More results again! You can have a quick look here at what you created.

PCA plot-contribution

PCA plot-variables

Scree plot

Tables-eig_contrib_3-dim

Tables-eigenvalues

Tables-contributions

Tables-variables

Even more plots! The important plot here to consider is “PCA plot-contribution.pdf”. This plot is showing the contribution of each metacluster to the overall variance in the first three PC. (This is where the comp.no becomes important.) The metaclusters are ordered based on their level of contribution to the overall variance. In this case “mc7” is the largest contributor. The red dashed line is the average contribution if all metaclusters were equal. As we’re only dealing with seven metaclusters, the difference is not that great.

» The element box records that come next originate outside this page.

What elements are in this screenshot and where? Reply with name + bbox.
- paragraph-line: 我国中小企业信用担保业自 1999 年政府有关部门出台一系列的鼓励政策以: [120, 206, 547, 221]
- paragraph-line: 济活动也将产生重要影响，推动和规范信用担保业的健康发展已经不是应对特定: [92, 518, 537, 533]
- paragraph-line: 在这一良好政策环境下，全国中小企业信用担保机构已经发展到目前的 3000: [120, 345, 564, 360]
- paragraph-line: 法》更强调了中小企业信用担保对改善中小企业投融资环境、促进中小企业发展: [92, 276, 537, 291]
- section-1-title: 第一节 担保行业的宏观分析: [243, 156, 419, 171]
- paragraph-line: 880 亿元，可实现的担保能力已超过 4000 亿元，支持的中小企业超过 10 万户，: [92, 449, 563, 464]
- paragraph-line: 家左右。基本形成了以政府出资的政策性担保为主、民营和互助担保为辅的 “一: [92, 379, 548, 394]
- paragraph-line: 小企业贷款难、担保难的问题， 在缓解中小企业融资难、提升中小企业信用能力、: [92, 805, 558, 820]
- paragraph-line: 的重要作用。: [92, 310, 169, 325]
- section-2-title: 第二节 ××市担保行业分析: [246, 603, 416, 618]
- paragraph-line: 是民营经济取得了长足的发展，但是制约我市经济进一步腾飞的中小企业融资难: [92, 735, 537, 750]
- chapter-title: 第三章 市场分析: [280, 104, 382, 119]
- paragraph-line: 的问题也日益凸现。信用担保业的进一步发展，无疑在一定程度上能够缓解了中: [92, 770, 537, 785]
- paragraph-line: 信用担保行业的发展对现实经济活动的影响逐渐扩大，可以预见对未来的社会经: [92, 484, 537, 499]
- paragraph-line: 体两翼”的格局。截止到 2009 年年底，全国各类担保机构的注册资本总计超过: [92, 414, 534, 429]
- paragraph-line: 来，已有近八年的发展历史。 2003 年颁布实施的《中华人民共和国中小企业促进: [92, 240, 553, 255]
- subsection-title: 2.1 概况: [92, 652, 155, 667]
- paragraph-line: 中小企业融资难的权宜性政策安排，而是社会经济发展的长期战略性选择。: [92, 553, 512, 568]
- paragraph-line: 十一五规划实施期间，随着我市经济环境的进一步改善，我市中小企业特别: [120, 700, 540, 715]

There were also three other new files created. “PCA-eigenvalues.csv” contains the calculations for the variables (including eigenvalues). These results were then used to calculate the contributions in the previous plot, with the values saved in “PCA-eig-contrib_3-dim.csv”. These values are based on the selected number of components with comp.no. You can experiment to see how this will change the results. “PCA-contributions.csv” contains the contributions of each metacluster for each individual PC.

And that’s it! There’s a lot here, and a lot more you can do. More information on using a PCA and plot generation can be found here.

More comments

A common question to consider is whether you can do a statistical analysis to compare between groups. Although we don’t have anything implemented here, I recommend checking out the vegan package to run a “PERMANOVA” (permutational multivariate analysis of variance), using the adonis function. This website may be of help.

Good luck, have fun, and keep being awesome!